Mijn vrouw en ik zitten rechtop in bed. Het zou natuurlijk meneer Roth kunnen zijn, die komt zeggen dat onze autolichten nog aanstaan. In Nederland zouden we wellicht de deur op een kiertje doen. Maar hier bellen we de politie van Vinita Terrace. Al binnen een paar minuten zien we de blauwe lichten in de nacht. Buiten treffen we twee agenten, ze zijn in gesprek met een zwarte vrouw van een jaar of dertig. Ze wijst naar ons, beweert dat ze ons kent.
De volgende dag vertelt meneer Roth dat hij nog nooit zoiets heeft meegemaakt. En in de tijd dat we nog in Vinita Terrace zullen wonen, zal zich zoiets inderdaad niet meer voordoen. Misschien was die vrouw gewoon wat in de war, of vergiste ze zich in een deur.
Ik weet wel dat de geest van St. Louis zich meteen in die eerste dagen meester van me maakt. Deze stad, met al zijn geschiedenis, is mijn zenuwstelsel aan het binnendringen.
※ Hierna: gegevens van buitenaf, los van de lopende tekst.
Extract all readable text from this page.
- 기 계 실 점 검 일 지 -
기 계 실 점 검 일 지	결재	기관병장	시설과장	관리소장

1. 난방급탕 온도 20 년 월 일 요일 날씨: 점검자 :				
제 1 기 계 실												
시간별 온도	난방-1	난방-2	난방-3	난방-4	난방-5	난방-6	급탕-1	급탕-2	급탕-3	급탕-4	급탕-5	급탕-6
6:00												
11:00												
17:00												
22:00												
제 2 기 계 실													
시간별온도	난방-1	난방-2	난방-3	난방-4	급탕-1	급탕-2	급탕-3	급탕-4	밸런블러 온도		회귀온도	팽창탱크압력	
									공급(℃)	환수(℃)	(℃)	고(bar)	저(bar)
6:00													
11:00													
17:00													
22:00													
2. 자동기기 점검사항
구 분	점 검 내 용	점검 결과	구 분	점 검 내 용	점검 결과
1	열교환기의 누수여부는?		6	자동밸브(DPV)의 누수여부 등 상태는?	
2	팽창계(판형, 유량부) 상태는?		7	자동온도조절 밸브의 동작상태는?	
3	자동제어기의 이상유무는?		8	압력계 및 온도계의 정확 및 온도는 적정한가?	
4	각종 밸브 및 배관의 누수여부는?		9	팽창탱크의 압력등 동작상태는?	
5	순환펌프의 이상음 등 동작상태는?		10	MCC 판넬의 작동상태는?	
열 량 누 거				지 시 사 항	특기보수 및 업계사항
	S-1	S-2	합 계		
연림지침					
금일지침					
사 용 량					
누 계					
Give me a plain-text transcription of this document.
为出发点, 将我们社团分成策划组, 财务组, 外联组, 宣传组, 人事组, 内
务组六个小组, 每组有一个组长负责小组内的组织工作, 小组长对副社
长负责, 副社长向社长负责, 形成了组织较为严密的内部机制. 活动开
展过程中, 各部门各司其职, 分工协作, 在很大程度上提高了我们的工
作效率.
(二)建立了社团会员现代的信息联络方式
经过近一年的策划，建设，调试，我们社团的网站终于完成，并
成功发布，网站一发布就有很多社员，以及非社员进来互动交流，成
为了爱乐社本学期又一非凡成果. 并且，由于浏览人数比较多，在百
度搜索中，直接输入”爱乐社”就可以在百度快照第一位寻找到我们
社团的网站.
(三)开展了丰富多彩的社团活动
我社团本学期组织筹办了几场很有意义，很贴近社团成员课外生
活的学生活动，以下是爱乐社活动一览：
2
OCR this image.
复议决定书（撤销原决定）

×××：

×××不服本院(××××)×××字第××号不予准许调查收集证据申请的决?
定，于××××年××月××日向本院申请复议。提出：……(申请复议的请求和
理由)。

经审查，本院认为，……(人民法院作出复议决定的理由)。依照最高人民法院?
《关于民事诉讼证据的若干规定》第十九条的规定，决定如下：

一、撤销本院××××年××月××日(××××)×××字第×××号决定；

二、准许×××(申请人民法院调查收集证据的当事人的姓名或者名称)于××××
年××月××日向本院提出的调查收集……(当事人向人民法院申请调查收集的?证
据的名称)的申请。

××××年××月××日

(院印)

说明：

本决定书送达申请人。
Het is een stad waar ik het liefst binnen blijf, een stad die me bang maakt.
Bang, ja, maar ook boos. Want dit Amerika, waar ik bij toeval ben beland, doet me eerder denken aan wat ik zag in Kaapstad of New Delhi. Waarom zou je naar een land gaan waar je al bent geweest? Nou, bijvoorbeeld omdat je er nog helemaal niets van hebt gezien.